Schulze-Thulin describes eighty-two objects including numerous images

without, however, covering all objects, 5 as for example, the Winnebago “band of

bead work” (Acc. No. 36057) which definitely forms a pair with the “Saki warrior’s

knee band of skunk fur ” (Acc. No. IV B 237) from the Berlin Wied collection. 6

In addition there are two baskets in the Linden-Museum’s collection that, according

to the inventory book, are from Brazil; however, here they are identified as

Choctaw and registered under “North America.” The smaller piece (Acc. No. 36006)

is very similar to the woven “Cherokee basket made of split reed” (Acc.

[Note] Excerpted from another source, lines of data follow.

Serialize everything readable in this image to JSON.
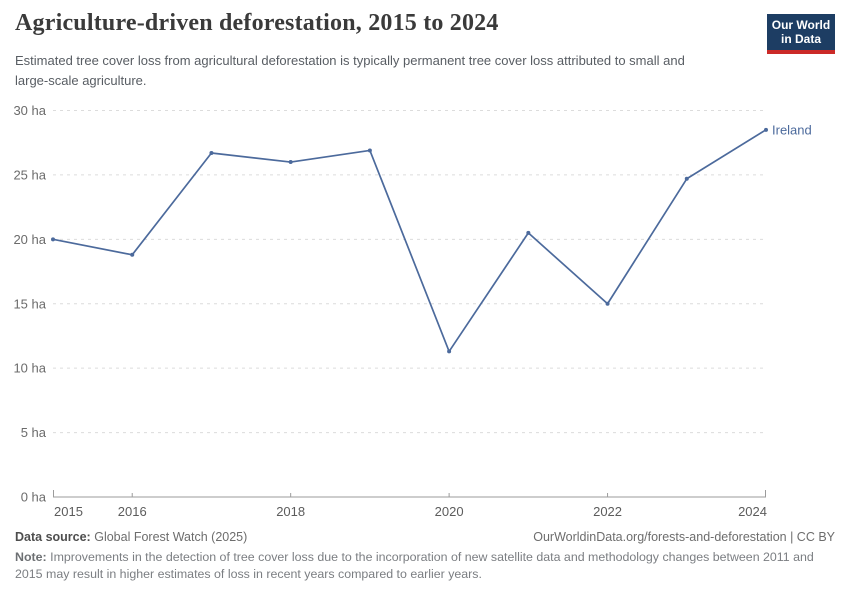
{
  "header": {
    "title": "Agriculture-driven deforestation, 2015 to 2024",
    "subtitle": "Estimated tree cover loss from agricultural deforestation is typically permanent tree cover loss attributed to small and large-scale agriculture.",
    "logo": {
      "line1": "Our World",
      "line2": "in Data"
    }
  },
  "chart_data": {
    "type": "line",
    "title": "Agriculture-driven deforestation, 2015 to 2024",
    "x": [
      2015,
      2016,
      2017,
      2018,
      2019,
      2020,
      2021,
      2022,
      2023,
      2024
    ],
    "series": [
      {
        "name": "Ireland",
        "color": "#4c6a9c",
        "values": [
          20,
          18.8,
          26.7,
          26,
          26.9,
          11.3,
          20.5,
          15,
          24.7,
          28.5
        ]
      }
    ],
    "xlim": [
      2015,
      2024
    ],
    "ylim": [
      0,
      30
    ],
    "x_ticks": [
      2015,
      2016,
      2018,
      2020,
      2022,
      2024
    ],
    "y_ticks": [
      0,
      5,
      10,
      15,
      20,
      25,
      30
    ],
    "y_tick_suffix": " ha",
    "unit": "ha",
    "grid": "horizontal-dashed",
    "legend": "end-of-line-label"
  },
  "footer": {
    "source_label": "Data source:",
    "source_text": "Global Forest Watch (2025)",
    "attribution": "OurWorldinData.org/forests-and-deforestation | CC BY",
    "note_label": "Note:",
    "note_text": "Improvements in the detection of tree cover loss due to the incorporation of new satellite data and methodology changes between 2011 and 2015 may result in higher estimates of loss in recent years compared to earlier years."
  },
  "colors": {
    "series": "#4c6a9c",
    "logo_bg": "#1d3d63",
    "logo_accent": "#cb2a28",
    "gridline": "#dcdcdc",
    "axis": "#9b9b9b",
    "title_text": "#3a3a3a",
    "subtitle_text": "#585d63"
  }
}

No. IV B 77)

in the Berlin collection. 7

Far more problematic than errors in attribution are the sale and trade of

items from the holdings of the Linden-Museum. In this way the private owner

of the museum, the Württemberg Association of Trade Geography, responded to

the shortage of financial means, which frequently prevented them from purchasing

pieces they were interested in acquiring. Not all objects reported “missing”

were documented, and the whereabouts of individual items from the Wied collection

accessioned in July 1904 are currently unknown. Such is the case for the whip

with an elk horn haft (Acc. No. 35979) supposedly of Shoshone provenance.

The same applies to a Dakota bow (Acc. No. 35983), a “woman’s shirt with beadwork

embroidery ” (Acc. No. 36111) and a “headdress made from red-dyed hair of

the porcupine ” (Acc. No. 36117). There is proof that in 1955 a tobacco pouch decorated

with pony beads (Acc. No. 36118) went to a private collector, and in 1956

Arthur Speyer acquired a gunstock club of the Sauk and Fox (Acc. No. 36982).

How the Mandan leggings (Acc. No. 36112) and the Dakota pipe bowl (Acc. No. 36137)

ended up in the Speyer collection remains a mystery. 8 These are the leggings

that go with the shirt of Mato-Tope which is in the possession of the Linden-

Museum. 9 As such, the leggings (Acc. No. 36110 b), which in the inventory book are

identified as the leggings of Mato-Tope, either did not belong to him, or were not

worn together with the shirt held in the collection. Today the Speyer collection is

in possession of the Canadian Museum of Civilization in Gatineau, Quebec.